Our motor analysis team followed the subject motor to our local motor repair shop to verify the bearing problem and try to determine the causes of this problem. Upon removing the grease fill and discharge tubes, the team noted that the grease in the fill tube was not our specified grease for motors. The fill tube contained Interlube Red Hi-Lo grease, where our specified motor grease was Exxon Polyrex EM (Photo 2).
Photo 2. Analysis of fill and discharge
tubes reveals problems.
When the inboard bearing was disassembled, the team and repair shop also noted that the grease had hardened in the bearing. Further analysis of the grease contained in the discharge tube found that the bearing had been lubed with Chevron Black Pearl grease when it was previously rebuilt. The parties determined that the two greases were incompatible and resulted in the grease hardening. Further analysis of the bearings also confirmed that the outer race of the bearing was damaged.
It was also noted that we were using a spherical roller bearing in a belt drive application. A decision was made to change the bearing to a cylindrical roller bearing to increase the radial load capacity.
Many times our reliability groups are tempted to stop at this point, and we pat ourselves on the back and claim our problem solved by correcting the bearing and grease specification on the subject motor. But to obtain the greatest benefit from our condition monitoring technology, we must take the next step. We must identify the system or latent cause of the failure and address these causes to gain the most benefit for our company. How did the wrong greases get into this bearing? Are there other motors in this area or in the plant that are receiving non-specified greases? Why is the motor repair shop using something other than the grease we specified for our motors within the plant?
Some of the other actions that were taken as a result of the findings and subsequent root cause analysis were:
Findings were communicated to our Lubrication Services Group to insure that the subject grease was not being used in other applications. Although we no longer specified this grease on any plant equipment, it was determined that many of the lubricators still had an inventory of this grease in their areas. The Interlube Red Hi-Lo grease was removed from all lubrication storage areas.
The Lubrication Services Group had changed the grease specification within the plant, but this had not been communicated to the affected service providers. A meeting was held with our motor repair shop to communicate our findings, the result of mixing incompatible greases and our expectations for the future.
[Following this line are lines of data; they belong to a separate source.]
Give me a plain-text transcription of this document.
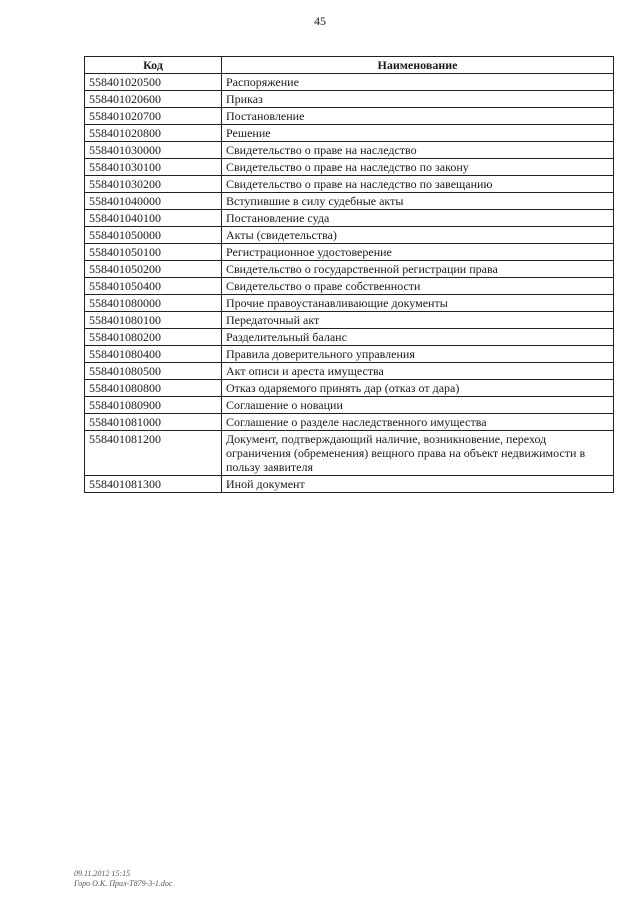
45
Код	Наименование
558401020500	Распоряжение
558401020600	Приказ
558401020700	Постановление
558401020800	Решение
558401030000	Свидетельство о праве на наследство
558401030100	Свидетельство о праве на наследство по закону
558401030200	Свидетельство о праве на наследство по завещанию
558401040000	Вступившие в силу судебные акты
558401040100	Постановление суда
558401050000	Акты (свидетельства)
558401050100	Регистрационное удостоверение
558401050200	Свидетельство о государственной регистрации права
558401050400	Свидетельство о праве собственности
558401080000	Прочие правоустанавливающие документы
558401080100	Передаточный акт
558401080200	Разделительный баланс
558401080400	Правила доверительного управления
558401080500	Акт описи и ареста имущества
558401080800	Отказ одаряемого принять дар (отказ от дара)
558401080900	Соглашение о новации
558401081000	Соглашение о разделе наследственного имущества
558401081200	Документ, подтверждающий наличие, возникновение, переход ограничения (обременения) вещного права на объект недвижимости в пользу заявителя
558401081300	Иной документ
09.11.2012 15:15
Горо О.К. Прил-Т879-3-1.doc
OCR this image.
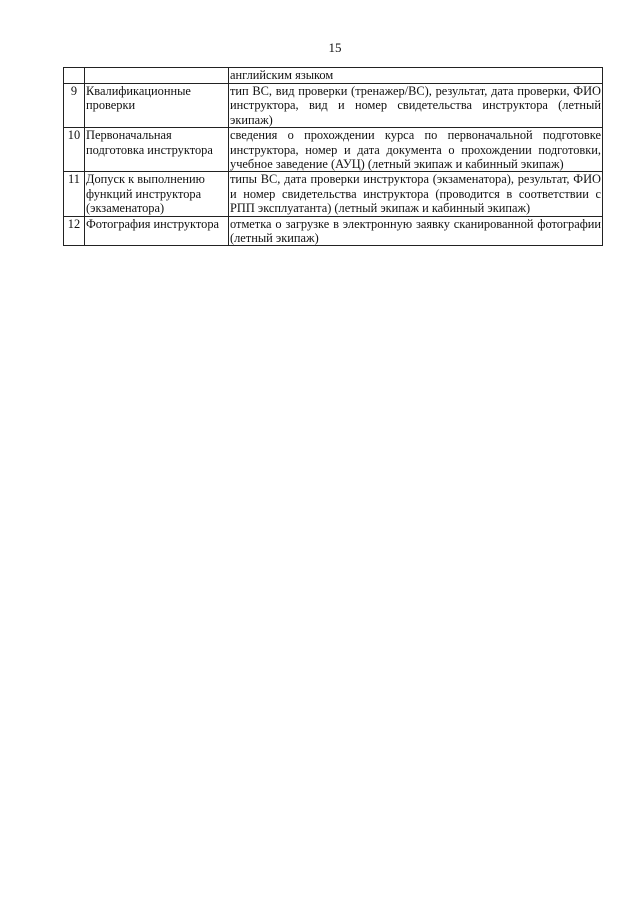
15
		английским языком
9	Квалификационные проверки	тип ВС, вид проверки (тренажер/ВС), результат, дата проверки, ФИО инструктора, вид и номер свидетельства инструктора (летный экипаж)
10	Первоначальная подготовка инструктора	сведения о прохождении курса по первоначальной подготовке инструктора, номер и дата документа о прохождении подготовки, учебное заведение (АУЦ) (летный экипаж и кабинный экипаж)
11	Допуск к выполнению функций инструктора (экзаменатора)	типы ВС, дата проверки инструктора (экзаменатора), результат, ФИО и номер свидетельства инструктора (проводится в соответствии с РПП эксплуатанта) (летный экипаж и кабинный экипаж)
12	Фотография инструктора	отметка о загрузке в электронную заявку сканированной фотографии (летный экипаж)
A new repair specification was developed as a result of this and several other significant motor failures. The grease specification was included in the repair specification. The previous repair specification did not include a grease specification.
As a result of these findings and findings on several other motors, a decision was made to develop a motor repair evaluation process and team.
This case illustrates the extra benefits of taking your condition monitoring program to the next level. By becoming more proactive and taking the next step when identifying problems with condition monitoring technologies, you can determine the system or latent cause and apply the subsequent solution and/or learnings throughout the plant.
Tom Whittemore Jr. works for the Reliability Technologies Group at Eastman Chemical Company’s Tennessee Operations.